Mr Hadzide said these yesterday in Accra at the launch of the Ghana Broadcasting Corporation (GBC) Heritage Month.
The event which was on the theme “Our identity our future,” brought together traditional leaders from the Greater Accra Region who were treated to cultural performances and local delicacies and ornaments on display, while some staffs also modelled in traditional attires from some selected regions in the country.
According to the Deputy Minister, the tourism sector had not realised its full potential largely due to low patronage particularly from Ghanaians.
Mr Hadzide stated that the tourism sector contributes significantly to the country’s Gross Domestic Product (GDP) thereby calling on Ghanaians to protect tourist locations and destinations.
He said it was unfortunate that tourist sites such as the beaches which were meant for relaxation, enjoyment and pleasure had been turned into refuse and dumping sites by some persons.
The Deputy Minister indicated that the Ghanaian identity is rapidly eroding adding that foreign culture was taking a toll on Ghanaians thereby breaking down value systems and rendering families non-functional units within the communities.

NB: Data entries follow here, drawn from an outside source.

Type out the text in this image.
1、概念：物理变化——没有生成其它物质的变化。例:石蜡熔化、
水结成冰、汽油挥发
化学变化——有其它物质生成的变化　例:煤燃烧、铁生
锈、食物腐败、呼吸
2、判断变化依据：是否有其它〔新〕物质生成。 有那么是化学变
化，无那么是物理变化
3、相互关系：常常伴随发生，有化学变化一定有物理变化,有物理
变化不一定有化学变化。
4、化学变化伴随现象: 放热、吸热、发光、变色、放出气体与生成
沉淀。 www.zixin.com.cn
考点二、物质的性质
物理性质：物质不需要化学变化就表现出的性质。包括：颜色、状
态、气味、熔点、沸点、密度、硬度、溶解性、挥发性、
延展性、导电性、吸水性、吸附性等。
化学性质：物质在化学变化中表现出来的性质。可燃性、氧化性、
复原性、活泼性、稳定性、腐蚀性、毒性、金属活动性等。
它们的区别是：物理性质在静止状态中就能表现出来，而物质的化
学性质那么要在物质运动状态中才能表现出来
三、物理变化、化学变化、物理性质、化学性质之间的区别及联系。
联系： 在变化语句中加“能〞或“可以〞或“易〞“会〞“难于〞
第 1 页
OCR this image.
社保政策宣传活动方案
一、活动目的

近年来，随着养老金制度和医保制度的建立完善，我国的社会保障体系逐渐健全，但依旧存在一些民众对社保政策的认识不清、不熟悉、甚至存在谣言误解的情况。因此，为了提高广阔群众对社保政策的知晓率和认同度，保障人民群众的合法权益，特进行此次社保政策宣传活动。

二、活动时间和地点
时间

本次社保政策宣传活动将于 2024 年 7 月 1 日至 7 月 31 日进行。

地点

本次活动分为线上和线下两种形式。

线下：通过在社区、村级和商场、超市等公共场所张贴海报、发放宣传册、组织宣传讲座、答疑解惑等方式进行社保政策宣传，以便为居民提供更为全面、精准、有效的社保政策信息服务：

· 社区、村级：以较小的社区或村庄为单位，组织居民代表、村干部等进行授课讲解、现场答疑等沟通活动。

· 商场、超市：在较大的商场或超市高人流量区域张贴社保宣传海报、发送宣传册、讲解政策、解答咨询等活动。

“It is sad to say, our local delicious and nutritious dishes are being replaced with foreign and continental dishes. Ghanaians, especially our children are gradually losing the taste for our ampesi, fufu, tuo zafi, nkontomire stew, aboloo, my favourite eworkple and aborbitadi and a host of other local delicacies,” he added.
Mr Hadzide encouraged the media to use their platforms to sell Ghana’s culture to the outside world, adding that it was important to have local content on our airwaves.
He said the Ghanaian media could not continue broadcasting foreign content on television and radio which had no bearing on our culture thereby calling on GBC to use the heritage month as a testament of their commitment and respect of the Ghanaian cultural values, which represent our identity and future.
The Director General of GBC, Prof. Amin Alhassan said it was prudent for the younger generations to appreciate and inculcate the Ghanaian identity into their everyday lives.
He said in a world where change was inevitable, it was prudent to use technology and all possible outlets such as the traditional media to promote the true Ghanaian identity.